Communications Security: A moving target

Rov McCammon

6/7/2009 5:38 AM EDT

Mobile devices are increasingly coming under attack from malicious applications in the same way as the early days of the Internet-connected PC. These attacks are currently isolated, but vary from attacks on the handset to attacks on the mobile infrastructure or enterprise network, and these have very different consequences and defences.

Mobile devices' operating systems are vulnerable to attack, particularly through drivers where traditional protection from anti-virus software is not enough. New software approaches such as hypervisors provide some protection, but not enough to fully protect the system. Secure, segregated areas for critical code have to be combined with secure communications in order to provide protection for mobile devices.

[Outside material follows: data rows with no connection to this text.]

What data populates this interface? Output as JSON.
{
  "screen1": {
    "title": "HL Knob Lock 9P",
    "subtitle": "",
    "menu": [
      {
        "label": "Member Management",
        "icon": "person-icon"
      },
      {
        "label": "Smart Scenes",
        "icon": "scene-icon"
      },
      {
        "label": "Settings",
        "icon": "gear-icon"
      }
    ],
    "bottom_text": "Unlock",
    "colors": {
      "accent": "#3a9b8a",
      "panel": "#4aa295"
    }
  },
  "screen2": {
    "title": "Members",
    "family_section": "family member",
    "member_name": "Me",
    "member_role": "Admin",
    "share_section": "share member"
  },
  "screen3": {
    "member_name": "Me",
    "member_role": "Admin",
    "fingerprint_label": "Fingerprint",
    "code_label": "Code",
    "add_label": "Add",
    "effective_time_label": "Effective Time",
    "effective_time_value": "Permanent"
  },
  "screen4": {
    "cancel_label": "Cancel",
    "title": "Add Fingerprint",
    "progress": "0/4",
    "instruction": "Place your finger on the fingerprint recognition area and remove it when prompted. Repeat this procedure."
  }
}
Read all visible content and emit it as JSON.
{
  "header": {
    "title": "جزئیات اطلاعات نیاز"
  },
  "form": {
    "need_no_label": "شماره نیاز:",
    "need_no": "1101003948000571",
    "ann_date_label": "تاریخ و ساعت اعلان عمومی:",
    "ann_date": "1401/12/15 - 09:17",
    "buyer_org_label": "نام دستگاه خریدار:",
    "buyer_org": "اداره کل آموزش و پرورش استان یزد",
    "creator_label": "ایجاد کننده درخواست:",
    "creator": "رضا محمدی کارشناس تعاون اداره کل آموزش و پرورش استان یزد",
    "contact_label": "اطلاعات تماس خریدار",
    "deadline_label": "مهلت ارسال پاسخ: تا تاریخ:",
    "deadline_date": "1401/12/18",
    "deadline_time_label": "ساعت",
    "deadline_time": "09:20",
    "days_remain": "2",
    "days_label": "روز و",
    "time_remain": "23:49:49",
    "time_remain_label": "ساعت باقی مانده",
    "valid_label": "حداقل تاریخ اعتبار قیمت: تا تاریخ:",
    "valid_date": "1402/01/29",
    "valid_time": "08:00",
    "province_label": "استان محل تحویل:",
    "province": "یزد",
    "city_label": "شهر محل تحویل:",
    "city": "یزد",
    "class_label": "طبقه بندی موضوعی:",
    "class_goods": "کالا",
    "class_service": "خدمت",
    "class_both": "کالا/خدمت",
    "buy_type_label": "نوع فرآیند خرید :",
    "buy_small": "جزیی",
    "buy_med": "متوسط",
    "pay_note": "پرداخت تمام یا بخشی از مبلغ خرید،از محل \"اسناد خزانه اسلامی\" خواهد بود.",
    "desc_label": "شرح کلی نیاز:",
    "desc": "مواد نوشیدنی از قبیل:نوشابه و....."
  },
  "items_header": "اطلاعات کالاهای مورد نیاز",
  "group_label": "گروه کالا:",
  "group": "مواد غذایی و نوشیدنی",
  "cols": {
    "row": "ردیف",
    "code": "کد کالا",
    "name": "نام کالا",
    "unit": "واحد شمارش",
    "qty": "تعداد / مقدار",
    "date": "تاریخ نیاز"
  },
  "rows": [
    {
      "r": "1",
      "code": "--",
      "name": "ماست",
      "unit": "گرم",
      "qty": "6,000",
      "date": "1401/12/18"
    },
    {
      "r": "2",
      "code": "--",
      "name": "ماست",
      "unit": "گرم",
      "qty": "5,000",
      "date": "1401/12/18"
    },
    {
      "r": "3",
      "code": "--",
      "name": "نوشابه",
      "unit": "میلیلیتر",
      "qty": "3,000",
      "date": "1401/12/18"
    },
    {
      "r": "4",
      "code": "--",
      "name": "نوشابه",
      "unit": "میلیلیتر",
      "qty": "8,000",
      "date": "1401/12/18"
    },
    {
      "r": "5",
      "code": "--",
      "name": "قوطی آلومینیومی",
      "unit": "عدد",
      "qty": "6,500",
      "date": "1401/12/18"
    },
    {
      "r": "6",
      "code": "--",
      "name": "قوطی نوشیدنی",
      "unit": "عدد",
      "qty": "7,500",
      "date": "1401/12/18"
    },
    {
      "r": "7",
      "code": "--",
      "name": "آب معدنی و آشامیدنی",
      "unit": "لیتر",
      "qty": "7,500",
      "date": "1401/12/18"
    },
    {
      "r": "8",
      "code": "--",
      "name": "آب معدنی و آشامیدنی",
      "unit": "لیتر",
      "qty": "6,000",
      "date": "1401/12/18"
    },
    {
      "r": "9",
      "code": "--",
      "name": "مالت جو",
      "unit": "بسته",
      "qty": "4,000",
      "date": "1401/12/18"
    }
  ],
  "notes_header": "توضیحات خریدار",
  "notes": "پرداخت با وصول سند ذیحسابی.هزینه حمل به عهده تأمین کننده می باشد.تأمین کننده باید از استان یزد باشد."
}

An industry group of over 300 of the world's largest business and public sector organizations — The Information Security Forum (ISF) — is warning of an increase in malicious threats aimed at mobile devices including attacks from organized crime and industrial espionage, along with a rise in mobile malware and Web 2.0 vulnerabilities. As smartphone devices running application operating systems such as Linux and Symbian become more common, a widespread infrastructure is also evolving that provides a more attractive — and potentially lucrative — target to the hacker. While system developers often believe that the operating system will provide sufficient protection for the device, there are many threats the conventional OS simply cannot protect against.

Types of attacks

Several types of attacks on mobile devices are now being identified; from malicious code embedded on websites to downloads that embed themselves in the heart of the device. Many use the vulnerability of a crash in the operating system to gain access to the device, finding instabilities in the OS and creating a crash that puts the OS into its protected mode so that when the OS restarts, the malicious code is in place. Although devices may have some protection against such attacks, hackers are most ingenious in circumventing system defenses.

One relatively benign example that shows how to hijack the iPhone was demonstrated by Independent Security Evaluators (ISE) on their website where the iCalc application downloads additional code that gives a hacker control of the phone.

Such attacks can often come from code embedded into any website visited by the user of the mobile device. The site owner could very well be innocent — the site itself may have been maliciously compromised by hackers.

Once the device is compromised, it can then be used to send personal data such as credit card information and passwords to any location, or use the phone as part of a denial of service attack on other parts of the network, all without the user being aware of the activity. Apple has patched that particular vulnerability since it was made public last year, but it highlights the risks with mobile devices that are evolving into fully fledged computers. The researchers at ISE predict that devices running Windows Mobile will be targeted in similar ways.

Other threats are also embedded in websites that are increasingly sophisticated. The 'Silent Love China' virus uses SQL injection to infect a client, hiding the malicious code in an SQL string similar to the strings used to control the databases that hold the content. These can be on spoof sites, mocked up to imitate popular sites such as auction site eBay.